理想は多大な犠牲を強いる

「現実ってのはなあ、おままごとではないんだよ。なあ、おぼっちゃん。」
理想と現実のギャップを目の当たりにして成長して行く物語ってかなりステレオタイプですが、それだけ実際の問題として直面する人が多いということです。
僕らはここで理想を追うのか、現実を選択するのかを迫られます。なぜ、理想を追うことは往々にして危険、非現実的とみなされるのか。いろんな角度から判断してリスクが高いとみなされているからですよね。リスクには、実現に際して犠牲になるものの多さや、結局実現しなかった時の惨状も含まれています。
なので、現実と言われているものに従うのが正解かというと必ずしもそうではない。現実が十分にリスキーならば、別の現実を模索しても良いし、それが理想である場合もないとは言えません。
理想のもう一つのリスクは、その実現過程や実現結果において変容して行くことが往々にしてあることです。理想が実現できない壁に当たって進路を曲げた時、その理想は元の現実と比較して良いものにとどまっているのか。その評価はわりとないがしろにされます。元の理想が良いものであればあるほど、目的は手段と化して行きます。社会の平等を掲げたらそれが階級社会の道具になるようなものを僕たちは目の当たりにしてきていますよね。

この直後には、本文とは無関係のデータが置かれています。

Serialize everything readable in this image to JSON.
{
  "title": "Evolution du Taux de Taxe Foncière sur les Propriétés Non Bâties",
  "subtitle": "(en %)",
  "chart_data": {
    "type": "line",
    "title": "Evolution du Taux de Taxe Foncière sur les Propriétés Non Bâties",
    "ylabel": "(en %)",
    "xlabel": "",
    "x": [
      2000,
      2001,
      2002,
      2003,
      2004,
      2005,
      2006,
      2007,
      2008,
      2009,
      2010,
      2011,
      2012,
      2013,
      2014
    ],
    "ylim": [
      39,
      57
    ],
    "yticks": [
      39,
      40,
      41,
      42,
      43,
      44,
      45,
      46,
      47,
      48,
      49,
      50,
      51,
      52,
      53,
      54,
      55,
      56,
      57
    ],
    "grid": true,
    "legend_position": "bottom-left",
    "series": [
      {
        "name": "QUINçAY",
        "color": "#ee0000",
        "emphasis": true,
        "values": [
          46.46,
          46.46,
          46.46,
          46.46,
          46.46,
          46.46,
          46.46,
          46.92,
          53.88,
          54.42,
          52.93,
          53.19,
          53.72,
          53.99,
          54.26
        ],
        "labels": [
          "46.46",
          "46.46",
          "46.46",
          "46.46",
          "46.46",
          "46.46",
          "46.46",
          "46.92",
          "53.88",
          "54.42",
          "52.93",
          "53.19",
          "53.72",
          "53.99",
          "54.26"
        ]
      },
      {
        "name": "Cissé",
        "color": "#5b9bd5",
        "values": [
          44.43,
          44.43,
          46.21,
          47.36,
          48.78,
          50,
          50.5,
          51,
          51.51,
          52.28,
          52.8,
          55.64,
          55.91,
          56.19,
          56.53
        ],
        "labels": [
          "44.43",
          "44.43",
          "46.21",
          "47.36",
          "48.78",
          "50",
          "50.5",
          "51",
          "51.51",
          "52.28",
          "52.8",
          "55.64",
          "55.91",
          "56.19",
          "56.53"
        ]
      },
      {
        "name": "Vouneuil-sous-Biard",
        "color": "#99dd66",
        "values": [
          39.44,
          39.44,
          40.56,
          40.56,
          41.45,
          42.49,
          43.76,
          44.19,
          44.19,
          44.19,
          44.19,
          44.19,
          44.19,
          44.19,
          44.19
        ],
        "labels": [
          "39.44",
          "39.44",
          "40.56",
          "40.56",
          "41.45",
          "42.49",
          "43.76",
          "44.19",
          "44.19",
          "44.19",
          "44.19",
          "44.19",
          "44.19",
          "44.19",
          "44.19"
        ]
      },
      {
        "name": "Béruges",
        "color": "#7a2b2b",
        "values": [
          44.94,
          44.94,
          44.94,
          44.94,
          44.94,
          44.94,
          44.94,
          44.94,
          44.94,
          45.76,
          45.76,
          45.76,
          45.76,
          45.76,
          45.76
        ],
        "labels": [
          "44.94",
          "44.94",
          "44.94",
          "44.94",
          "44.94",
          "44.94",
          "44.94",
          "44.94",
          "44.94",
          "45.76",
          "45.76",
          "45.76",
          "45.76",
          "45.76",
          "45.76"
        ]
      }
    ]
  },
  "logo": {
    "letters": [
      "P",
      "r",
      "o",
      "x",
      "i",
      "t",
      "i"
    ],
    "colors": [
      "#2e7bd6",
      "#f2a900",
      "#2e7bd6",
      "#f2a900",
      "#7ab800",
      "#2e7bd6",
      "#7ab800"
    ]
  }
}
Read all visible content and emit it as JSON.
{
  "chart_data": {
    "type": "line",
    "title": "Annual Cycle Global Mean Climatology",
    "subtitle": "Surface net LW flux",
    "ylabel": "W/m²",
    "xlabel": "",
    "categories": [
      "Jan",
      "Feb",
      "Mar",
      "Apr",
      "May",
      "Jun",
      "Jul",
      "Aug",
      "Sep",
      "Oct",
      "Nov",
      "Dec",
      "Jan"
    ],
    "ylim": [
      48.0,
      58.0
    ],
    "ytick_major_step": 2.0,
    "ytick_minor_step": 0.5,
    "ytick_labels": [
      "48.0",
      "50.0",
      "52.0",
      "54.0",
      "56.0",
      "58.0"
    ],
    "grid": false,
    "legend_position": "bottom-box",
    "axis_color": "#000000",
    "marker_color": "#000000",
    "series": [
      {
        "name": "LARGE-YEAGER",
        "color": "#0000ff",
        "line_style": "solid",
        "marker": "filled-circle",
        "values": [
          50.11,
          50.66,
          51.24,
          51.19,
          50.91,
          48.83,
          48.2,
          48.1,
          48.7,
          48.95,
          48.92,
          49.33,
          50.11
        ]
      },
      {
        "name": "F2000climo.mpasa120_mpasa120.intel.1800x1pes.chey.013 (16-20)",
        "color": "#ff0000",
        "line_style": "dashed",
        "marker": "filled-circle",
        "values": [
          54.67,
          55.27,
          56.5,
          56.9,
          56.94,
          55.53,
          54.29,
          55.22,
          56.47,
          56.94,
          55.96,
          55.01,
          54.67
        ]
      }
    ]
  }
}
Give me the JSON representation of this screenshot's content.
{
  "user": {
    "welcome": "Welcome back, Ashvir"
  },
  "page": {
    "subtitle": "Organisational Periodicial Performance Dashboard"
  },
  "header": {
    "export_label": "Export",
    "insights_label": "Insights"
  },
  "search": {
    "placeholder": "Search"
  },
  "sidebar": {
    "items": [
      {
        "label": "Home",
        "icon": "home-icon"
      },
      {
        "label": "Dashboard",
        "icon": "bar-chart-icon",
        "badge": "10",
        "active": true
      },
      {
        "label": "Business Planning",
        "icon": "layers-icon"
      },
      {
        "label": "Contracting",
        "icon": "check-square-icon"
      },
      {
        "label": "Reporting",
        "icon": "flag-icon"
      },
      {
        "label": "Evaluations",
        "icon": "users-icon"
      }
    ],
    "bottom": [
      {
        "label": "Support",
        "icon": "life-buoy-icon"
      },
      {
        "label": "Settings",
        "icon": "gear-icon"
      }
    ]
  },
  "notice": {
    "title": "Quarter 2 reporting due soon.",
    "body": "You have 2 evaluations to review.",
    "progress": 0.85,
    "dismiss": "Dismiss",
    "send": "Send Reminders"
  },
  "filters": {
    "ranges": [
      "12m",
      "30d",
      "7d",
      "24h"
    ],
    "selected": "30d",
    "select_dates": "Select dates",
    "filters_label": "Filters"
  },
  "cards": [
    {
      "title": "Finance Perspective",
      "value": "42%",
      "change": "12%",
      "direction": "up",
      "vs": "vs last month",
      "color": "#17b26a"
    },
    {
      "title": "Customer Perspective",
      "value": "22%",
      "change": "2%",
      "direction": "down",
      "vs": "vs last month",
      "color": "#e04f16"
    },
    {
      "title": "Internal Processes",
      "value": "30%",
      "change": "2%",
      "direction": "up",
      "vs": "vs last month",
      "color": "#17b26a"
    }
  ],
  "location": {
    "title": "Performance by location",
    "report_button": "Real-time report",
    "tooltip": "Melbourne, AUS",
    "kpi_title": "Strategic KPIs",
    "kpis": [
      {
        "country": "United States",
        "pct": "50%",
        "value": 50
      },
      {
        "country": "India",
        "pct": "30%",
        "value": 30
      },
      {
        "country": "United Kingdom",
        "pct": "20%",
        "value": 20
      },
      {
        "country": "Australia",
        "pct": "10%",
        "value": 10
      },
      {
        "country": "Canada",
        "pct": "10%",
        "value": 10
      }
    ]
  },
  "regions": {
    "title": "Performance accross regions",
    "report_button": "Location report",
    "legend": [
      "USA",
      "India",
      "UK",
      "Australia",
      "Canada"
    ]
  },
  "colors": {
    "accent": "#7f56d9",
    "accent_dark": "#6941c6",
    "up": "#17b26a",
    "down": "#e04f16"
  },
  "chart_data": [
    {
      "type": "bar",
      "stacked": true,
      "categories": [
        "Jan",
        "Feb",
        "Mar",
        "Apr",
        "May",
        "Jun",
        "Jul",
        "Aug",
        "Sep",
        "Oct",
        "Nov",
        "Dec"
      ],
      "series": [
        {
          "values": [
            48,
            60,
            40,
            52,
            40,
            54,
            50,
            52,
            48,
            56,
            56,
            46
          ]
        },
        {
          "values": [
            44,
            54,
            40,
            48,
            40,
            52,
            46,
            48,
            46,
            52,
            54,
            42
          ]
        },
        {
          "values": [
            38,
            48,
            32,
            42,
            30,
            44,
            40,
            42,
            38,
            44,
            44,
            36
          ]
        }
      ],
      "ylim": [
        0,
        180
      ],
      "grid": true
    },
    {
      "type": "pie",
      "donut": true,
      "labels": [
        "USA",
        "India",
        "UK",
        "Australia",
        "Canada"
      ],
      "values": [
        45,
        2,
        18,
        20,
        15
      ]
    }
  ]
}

理想というのは仮定が多いことがあります。もし、全てのxxがyyだったら。家庭が十分に実現可能性を持っていなければ、理想は単なる机上の空論です。理想と現実の妥協点をこの仮定の位置に求めてしまうと確実に理想の根幹が変容します。理想が非現実的と言う指摘がこの点にあるのであれば、考え直したほうが良い。でも、それでも理想を貫くことは可能です。すべての人間が争いを起こさないでいられたら…しかしそれは為政者としては前提にしてはいけない話ではありますね。